There’s big volatility ahead for this sector: Goldman Sachs

The market in autumn tends to see an uptick in volatility — and Goldman Sachs forecasts the health-care sector could see a particularly rocky upcoming month.

The investment bank's options research team, in a note published last week, said it is focused particularly on option buying strategies to "capitalize on the seasonal pick up in health care [volatility] during this election year."


Volatility tends to rise in October for the broader market, the note's authors acknowledged.

But other catalysts could lend themselves to further turbulence for health care in particular, citing "key" health-care and biotech conferences, analyst meetings, earnings season and the presidential debates.

"Clearly, the election is a big deal, but recent price moves have indicated a huge public dissatisfaction with pharmaceutical prices," Max Wolff, chief economist at Manhattan Venture Partners, said Friday on "Trading Nation."

In the first 100 days of a presidency — often considered a defining period of time for a new public official — big changes could come to the infrastructure of the health-care sector, which could likely affect the pricing power of health-care companies.

Issues around sudden increases in health-care costs have come to the fore, most recently related to pharmaceutical company Mylan coming under fire for its EpiPen price increases.

"It's a very solid idea," Nicholas Colas, chief market strategist at Convergex, said Friday on "Trading Nation," referring to the bank's call.

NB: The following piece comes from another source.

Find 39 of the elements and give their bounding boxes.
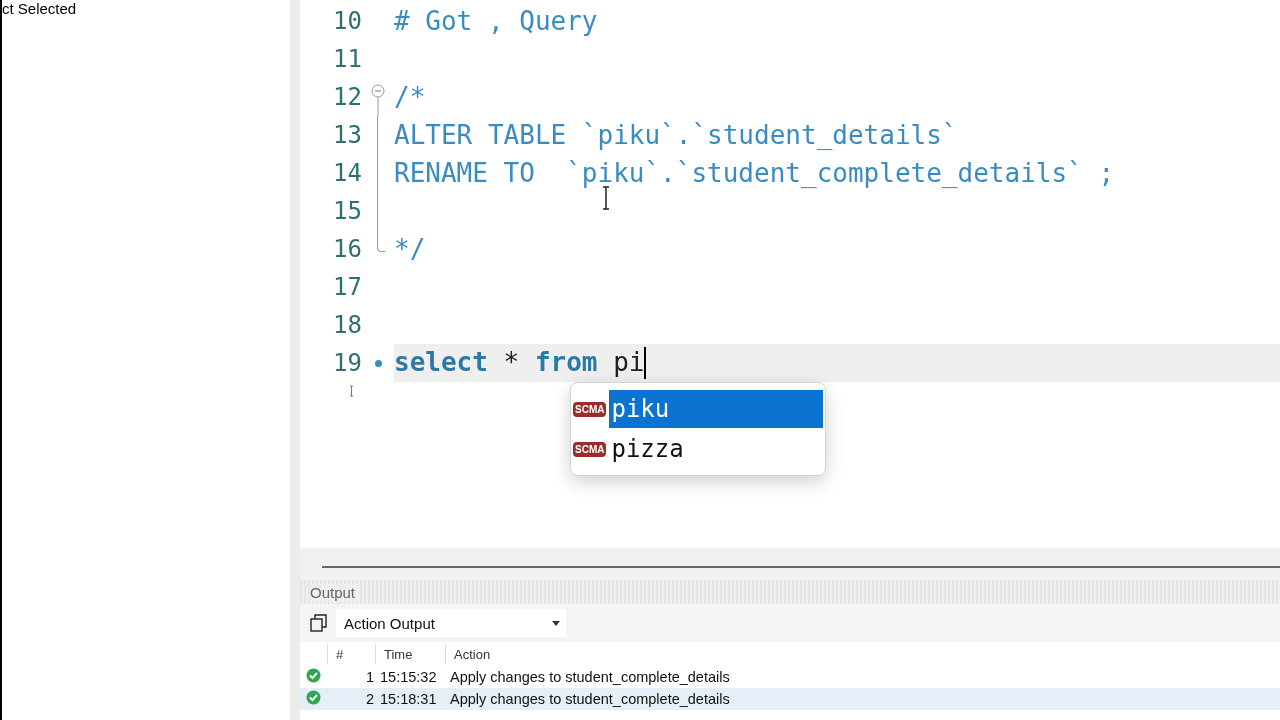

Right now, the CBOE Volatility Index is around 12, noted Colas. Around last October, the "fear gauge" was at about 30.

The S&P health-care sector ETF, the XLV, is down about 2 percent this month.

"So volatility could more than double, and still be within the norms of the move from September to October volatility."

The note's authors recommend, among other names, buying October 16 calls of biopharmaceutical company Alkermes.

Goldman Sachs analysts forecast the company's Vivitrol drug, prescribed to treat opioid addiction, will receive a greater-than-expected total addressable market from Alkermes management.

Wolff, of Manhattan Venture Partners, said the volatility index is not telling the whole story at this point.

"Certainly, the volatility suggests a very calm, still situation, when the election and the general public debates suggest the opposite," he said Friday.